統計総局によると、外国人観光客数は前年比582%増の60万2000人で、宿泊・接客業の新規登録件数は前年比約28%増の3000件以上となっている。
しかし、新型コロナウイルスに関する規制解除によって国内観光客6080万人が旅行に訪れており、観光業界各社は多くの地方で急増する需要に対応する十分なスタッフを確保することが出来ていない。
Fleur De Lys Hospitalityホテルチェーンによると、同ホテルチェーンでは各スタッフがいくつかの異なる仕事を引き受けなければならない状況である。
他のホテルではフロント、ハウスキーピング、飲食部門のスタッフ不足が報告されている。

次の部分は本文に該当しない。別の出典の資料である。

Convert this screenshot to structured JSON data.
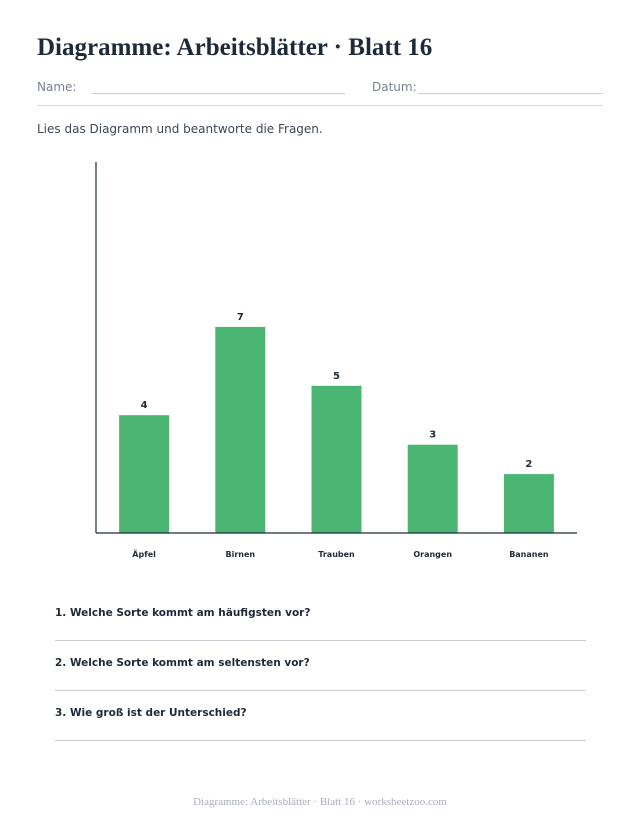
{
  "header": {
    "title": "Diagramme: Arbeitsblätter · Blatt 16",
    "name_label": "Name:",
    "date_label": "Datum:"
  },
  "instructions": "Lies das Diagramm und beantworte die Fragen.",
  "chart_data": {
    "type": "bar",
    "title": "",
    "xlabel": "",
    "ylabel": "",
    "categories": [
      "Äpfel",
      "Birnen",
      "Trauben",
      "Orangen",
      "Bananen"
    ],
    "values": [
      4,
      7,
      5,
      3,
      2
    ],
    "ylim": [
      0,
      12.6
    ],
    "bar_color": "#4bb673",
    "data_labels": true,
    "grid": false,
    "legend": "none"
  },
  "questions": [
    "1. Welche Sorte kommt am häufigsten vor?",
    "2. Welche Sorte kommt am seltensten vor?",
    "3. Wie groß ist der Unterschied?"
  ],
  "footer": "Diagramme: Arbeitsblätter · Blatt 16 · worksheetzoo.com"
}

Marriott Internationalタイ・ベトナム・カンボジア・ミャンマーエリアJakob Helgen副社長によると、業界各社は新型コロナウイルスの際に大量離職した従業員の雇戻しが出来ておらず、労働危機に陥っている。
The Secret Con Dao hotelの関係者によると、離職した以前の従業員は既に他の安定した仕事を見つけており、元の職場へ復帰する可能性は低い。
復帰見込みのない元観光業従事者の1人であるホーチミン市在住のチョンさんは、パンデミック前はツアーガイドとして働いていたが、現在はコールセンターのグループリーダーとして月給1300万ドン(約7万3770円)で働く。
チョンさんは、「給料は以前の職場と同様であるが、現在の仕事に慣れたので、観光業に戻りたいとは思わない」と話している。
ヘッドハンティング・プラットフォーム「アデコ・ベトナム」によると、観光、接客、宿泊スタッフの需要は第1四半期から増加しており、多くの企業が空いているポジションを埋めることができずに苦労している。
労働者のスキル不足も観光業界の人手不足に拍車をかけている一因であり、多くの労働者は過去2年間何のトレーニングも受けていない。
パンデミックを機に地元に帰った労働者の多くは、都会の高い生活費と不十分な給与を原因として地方へ留まる選択肢を採っている。
また、外国人観光客の不足が観光業界回復へのもう1つの大きな問題となっている。
上半期の外国人観光客の入国者数は60万2000人で、パンデミック前である2019年の同時期と比較すると93%近い減少を記録している。
2019年上半期の外国人観光客は中国、韓国、日本、台湾の4大市場を合わせると全体の66%を占めていたが、これら主要市場が依然として帰国時の検疫など、何かしらの新型コロナウイルスに関する規制を維持しているため観光回復の足枷となっている。
ニャチャンやムイネーを多く訪れていたロシア人観光客もロシア・ウクライナ危機によって観光に訪れることが可能な状態ではない。
HSBCの市場・証券サービス国別責任者のNgo Dang Khoa氏によると、ロシア・ウクライナの緊張と中国のゼロ・コロナ政策がベトナムの観光回復に大きな影響を与えている。
ベトナム国家観光局は観光回復への解決策の1つとして、韓国、日本、西ヨーロッパ、オーストラリア、ASEANなど直行便が再開した市場をより有効に活用しつつ、インド、米国、中東といった新たな市場へ注力することを提案している。